1989
亲爱的圣帕布帕德,
请接受我在圣恩您的莲花足下最谦卑的顶拜。
我们曾习惯于一直给您写信,但由于您的离去,十多年来我们一直无法在这种情况下与您通信。现在,在最近与您的密切接触的鼓舞下,我们再次写信,这是第一次。
经典告诉我们,与灵性导师的联谊有两种形式:形象(vapur)和言教(vani)。因为言教始终可得,所以被认为是最重要的。然而,在导师亲身在场时提供服务有一种特殊的甜蜜。门徒珍惜与导师相处的哪怕一刻,终身铭记,并热切地聆听那些有幸与导师有更广泛接触的人描述他们的经历。认为只能以这种回忆的形式进行形象服务时,我们从未想过会再次投身于为您个人服务之中。但这恰恰发生了。
突然,我们扮演起了在您在世最后一年为您服务时的相同角色:塔摩·奎师那·哥斯瓦米,您的秘书;萨塔丹尼亚·达斯,您的侍从;哥帕勒·奎师那·哥斯瓦米,您在孟买的国际奎师那知觉协会管理委员会成员;阿迪蒂亚·达西,您办公室主任;以及 B.V. 纳拉亚纳·玛哈茹阿佳,国际奎师那知觉协会的挚爱祝福者——所有人都以相同的身份,以同样坚定的服务强度行动。是什么导致了这种显著的转变?是您的遗嘱。作为忠诚的门徒,我们渴望执行您的遗嘱和其他最终指示,但现在我们发现自己被您在居士生活阶段的长子制造的法律封锁所阻碍。他既质疑您遗嘱的真实性,也质疑您卓越的灵性地位。
至少我们很高兴这场对抗应该发生在孟买,特别是在奎师那之地和孟买高等法院,因为正是在奎师那之地,那个您称之为战斗之地,当您最终取得胜利时,您非常满意地说:“这是最好的战斗!”现在我们再次受到攻击,但这次规模要大得多。您的前儿子声称国际奎师那知觉协会的所有寺庙和您所有的书籍都是他个人的继承财产!
由于印度混乱的法律体系,这个案子花了将近十一年才被审理。现在它开始了,我们感受到了与您在世最后一年相同的持续焦虑。从我们醒来的那一刻起,直到深夜疲惫入睡,每时每刻您都在我们的脑海中。保护您的协会和书籍信托是我们唯一的关切;忧虑不断困扰着我们。
我们不再仅仅为了欣赏高茹阿·尼太、茹阿达·茹阿萨比哈利和悉塔·茹阿玛神像的美丽而瞻仰他们。
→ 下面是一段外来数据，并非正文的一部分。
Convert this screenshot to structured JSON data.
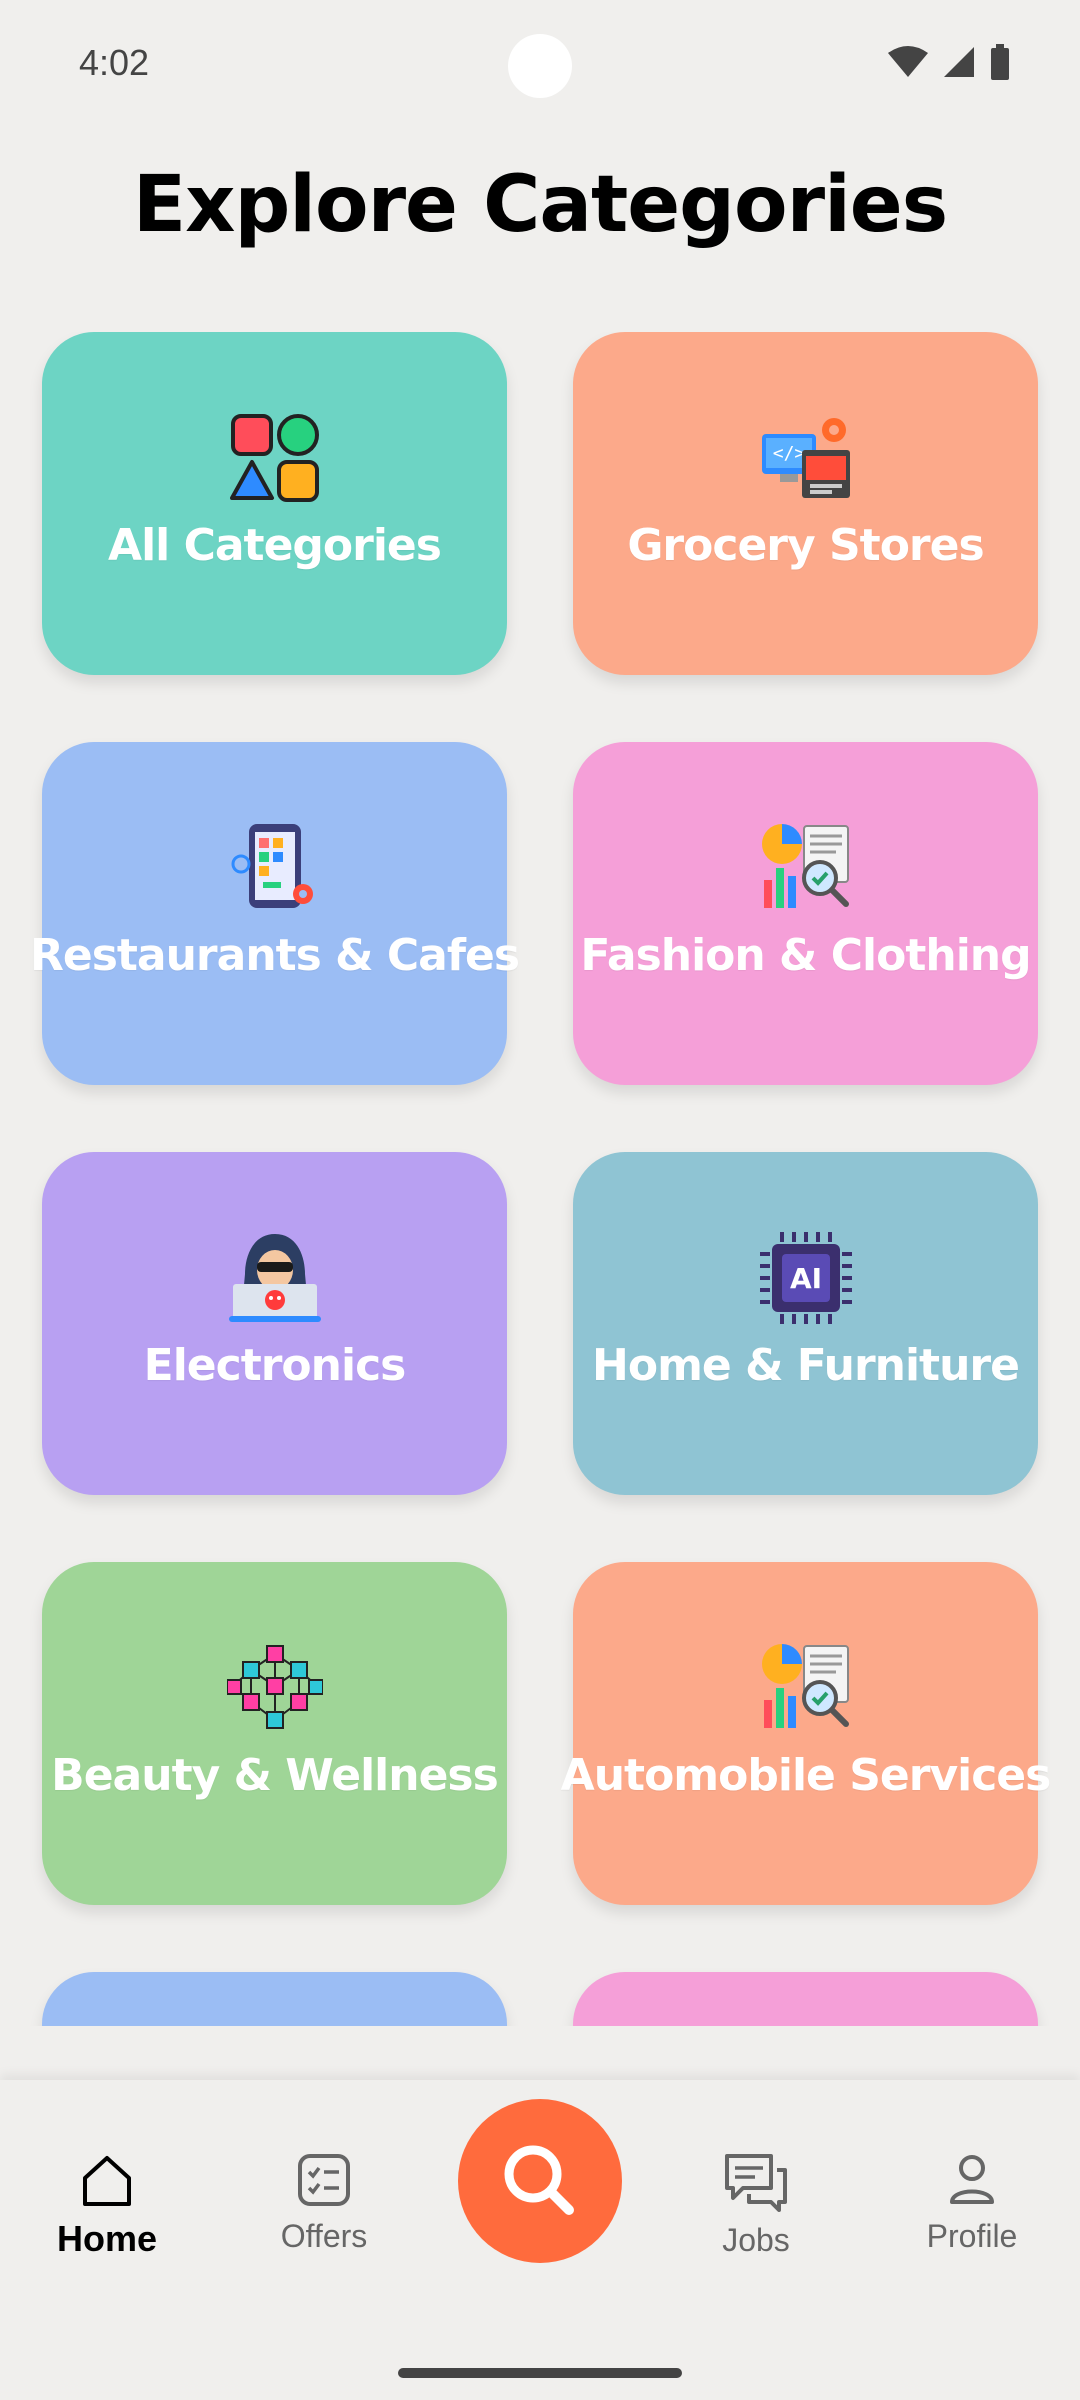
{
  "status_bar": {
    "time": "4:02"
  },
  "title": "Explore Categories",
  "categories": [
    {
      "label": "All Categories",
      "color": "#6dd4c4",
      "icon": "shapes-icon"
    },
    {
      "label": "Grocery Stores",
      "color": "#fca98a",
      "icon": "web-dev-icon"
    },
    {
      "label": "Restaurants & Cafes",
      "color": "#9bbdf4",
      "icon": "mobile-app-icon"
    },
    {
      "label": "Fashion & Clothing",
      "color": "#f59fd8",
      "icon": "analytics-icon"
    },
    {
      "label": "Electronics",
      "color": "#b8a0f2",
      "icon": "hacker-icon"
    },
    {
      "label": "Home & Furniture",
      "color": "#8fc4d3",
      "icon": "ai-chip-icon"
    },
    {
      "label": "Beauty & Wellness",
      "color": "#9fd597",
      "icon": "network-cubes-icon"
    },
    {
      "label": "Automobile Services",
      "color": "#fca98a",
      "icon": "analytics-icon"
    },
    {
      "label": "",
      "color": "#9bbdf4",
      "icon": ""
    },
    {
      "label": "",
      "color": "#f59fd8",
      "icon": ""
    }
  ],
  "nav": {
    "home": "Home",
    "offers": "Offers",
    "jobs": "Jobs",
    "profile": "Profile"
  },
  "colors": {
    "accent": "#ff6b3d",
    "background": "#f0efed"
  }
}
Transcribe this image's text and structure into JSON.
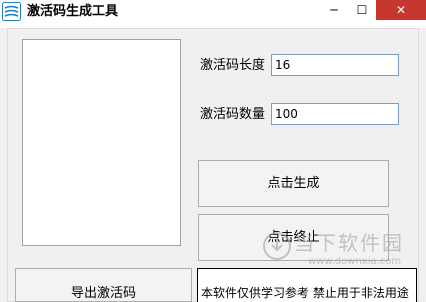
{
  "window": {
    "title": "激活码生成工具",
    "minimize_glyph": "─",
    "maximize_glyph": "☐",
    "close_glyph": "✕",
    "close_color": "#c7372f"
  },
  "form": {
    "length_label": "激活码长度",
    "length_value": "16",
    "count_label": "激活码数量",
    "count_value": "100"
  },
  "buttons": {
    "generate_label": "点击生成",
    "stop_label": "点击终止",
    "export_label": "导出激活码"
  },
  "notice": {
    "text": "本软件仅供学习参考  禁止用于非法用途"
  },
  "watermark": {
    "text": "当下软件园",
    "sub": "www.downxia.com"
  },
  "icons": {
    "app": "app-logo-icon",
    "watermark": "downxia-logo-icon"
  }
}
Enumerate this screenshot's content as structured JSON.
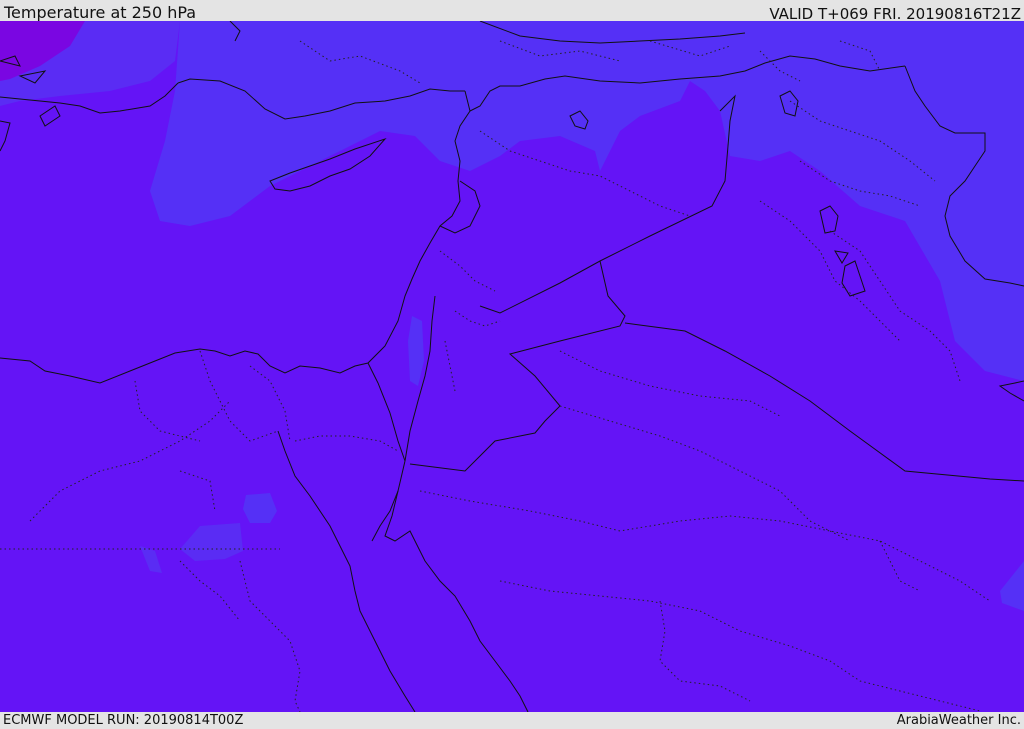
{
  "header": {
    "title": "Temperature at 250 hPa",
    "valid": "VALID T+069 FRI. 20190816T21Z"
  },
  "footer": {
    "model_run": "ECMWF MODEL RUN: 20190814T00Z",
    "credit": "ArabiaWeather Inc."
  },
  "colors": {
    "base_fill": "#6414f6",
    "cooler_fill": "#5530f6",
    "coldest_fill": "#7a06e2",
    "header_background": "#e4e4e4"
  }
}
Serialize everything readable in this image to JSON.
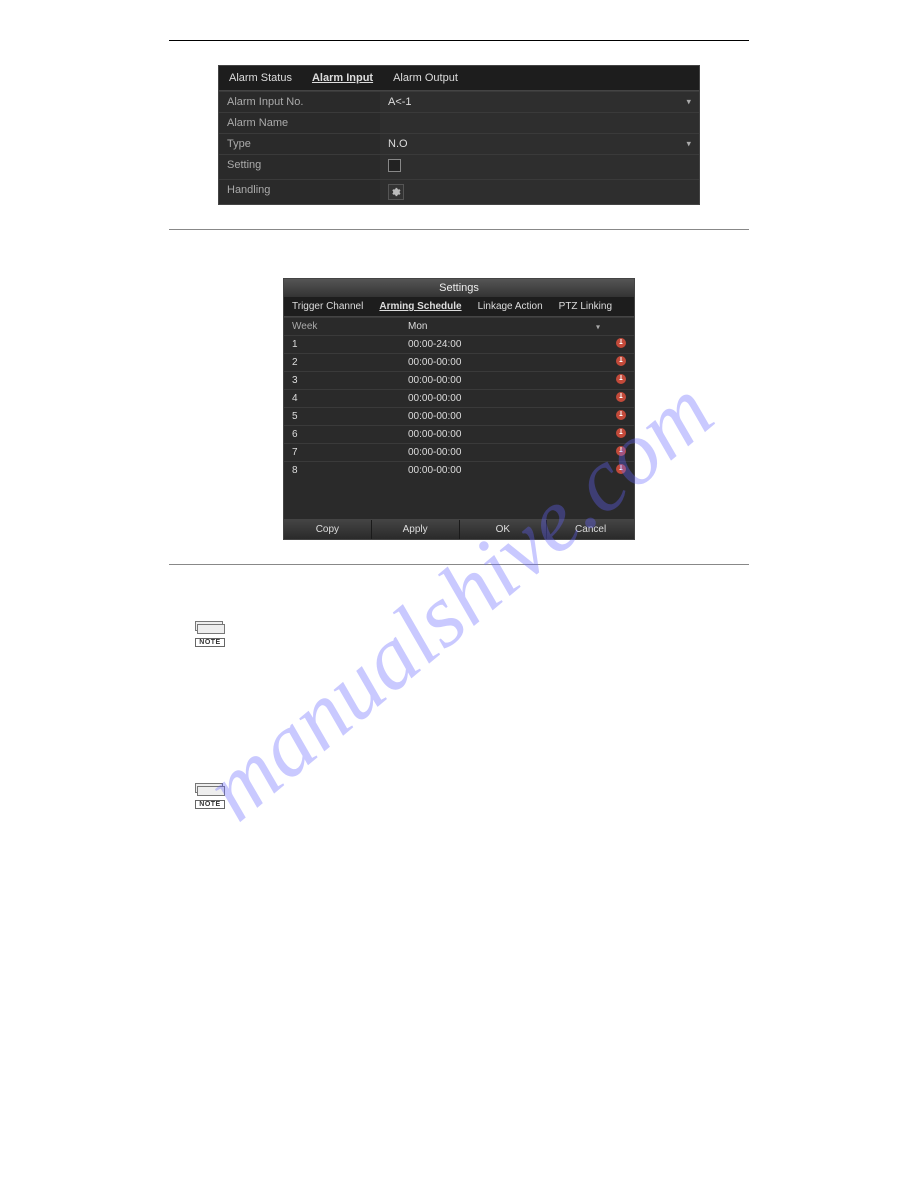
{
  "watermark": "manualshive.com",
  "panel1": {
    "tabs": [
      "Alarm Status",
      "Alarm Input",
      "Alarm Output"
    ],
    "active_tab": 1,
    "rows": {
      "alarm_input_no": {
        "label": "Alarm Input No.",
        "value": "A<-1",
        "dropdown": true
      },
      "alarm_name": {
        "label": "Alarm Name",
        "value": "",
        "dropdown": false
      },
      "type": {
        "label": "Type",
        "value": "N.O",
        "dropdown": true
      },
      "setting": {
        "label": "Setting",
        "kind": "checkbox"
      },
      "handling": {
        "label": "Handling",
        "kind": "gear"
      }
    }
  },
  "panel2": {
    "title": "Settings",
    "tabs": [
      "Trigger Channel",
      "Arming Schedule",
      "Linkage Action",
      "PTZ Linking"
    ],
    "active_tab": 1,
    "week": {
      "label": "Week",
      "value": "Mon"
    },
    "rows": [
      {
        "idx": "1",
        "time": "00:00-24:00"
      },
      {
        "idx": "2",
        "time": "00:00-00:00"
      },
      {
        "idx": "3",
        "time": "00:00-00:00"
      },
      {
        "idx": "4",
        "time": "00:00-00:00"
      },
      {
        "idx": "5",
        "time": "00:00-00:00"
      },
      {
        "idx": "6",
        "time": "00:00-00:00"
      },
      {
        "idx": "7",
        "time": "00:00-00:00"
      },
      {
        "idx": "8",
        "time": "00:00-00:00"
      }
    ],
    "buttons": [
      "Copy",
      "Apply",
      "OK",
      "Cancel"
    ]
  },
  "notes": {
    "label": "NOTE"
  }
}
相反,我们祈求他们赐予智慧和力量,以便在日常的法庭斗争中取得成功。我们的晨间修行被缩短,我们的用餐很匆忙,因为每一刻都花在为当天的听证会做准备上。您的信件、您的签名、您的银行账户——这些不再是博物馆的展品,而是再次成为为您服务的鲜活工具。日复一日,周复一周,战斗仍在继续,看不到立即结束的迹象。
我们不是唯一参与这种斗争的奉献者。在世界其他地方,如洛杉矶、伦敦和巴黎,他们也在为保护您的利益而战,他们肯定也在经历类似的焦虑。但我们的战斗有一个独特之处:在孟买,这场辩论完全与圣恩您有关。我们必须毫无疑问地确立您作为国际奎师那知觉协会和巴克提韦丹塔书籍信托基金会创始人及灵性导师的角色。我们必须证明,作为一名托钵僧,您对所有物质事务都表现出超脱,尽管主奎师那将无限的财富和便利置于您的支配之下,您却从未将任何东西视为个人财产。我们还必须呈现您最后活动的真实画面,在其中您展现出超人的活动,例如尽管健康不佳仍翻译《圣典博伽瓦谭》第十篇的第三卷,直到前往哥楼卡之前都没有失去知觉。您的奎师那知觉、您的动机、您多年来的活动——这些正是这个案子的实质。
因此,我们觉得自己非常幸运。只有奉献者才能体会到我们的困境,这其实是一种受欢迎的恩赐,因为它极大地推动我们培养对您神圣服务的坚定信念和依恋。因此,我们无法衡量您再次在我们面前显现,并且让我们享受这种个人联谊的甘露是多么的仁慈。感谢您,圣帕布帕德。再次感谢您。为您服务是我们的修行,是我们的喜悦,也是我们存在的真正目标。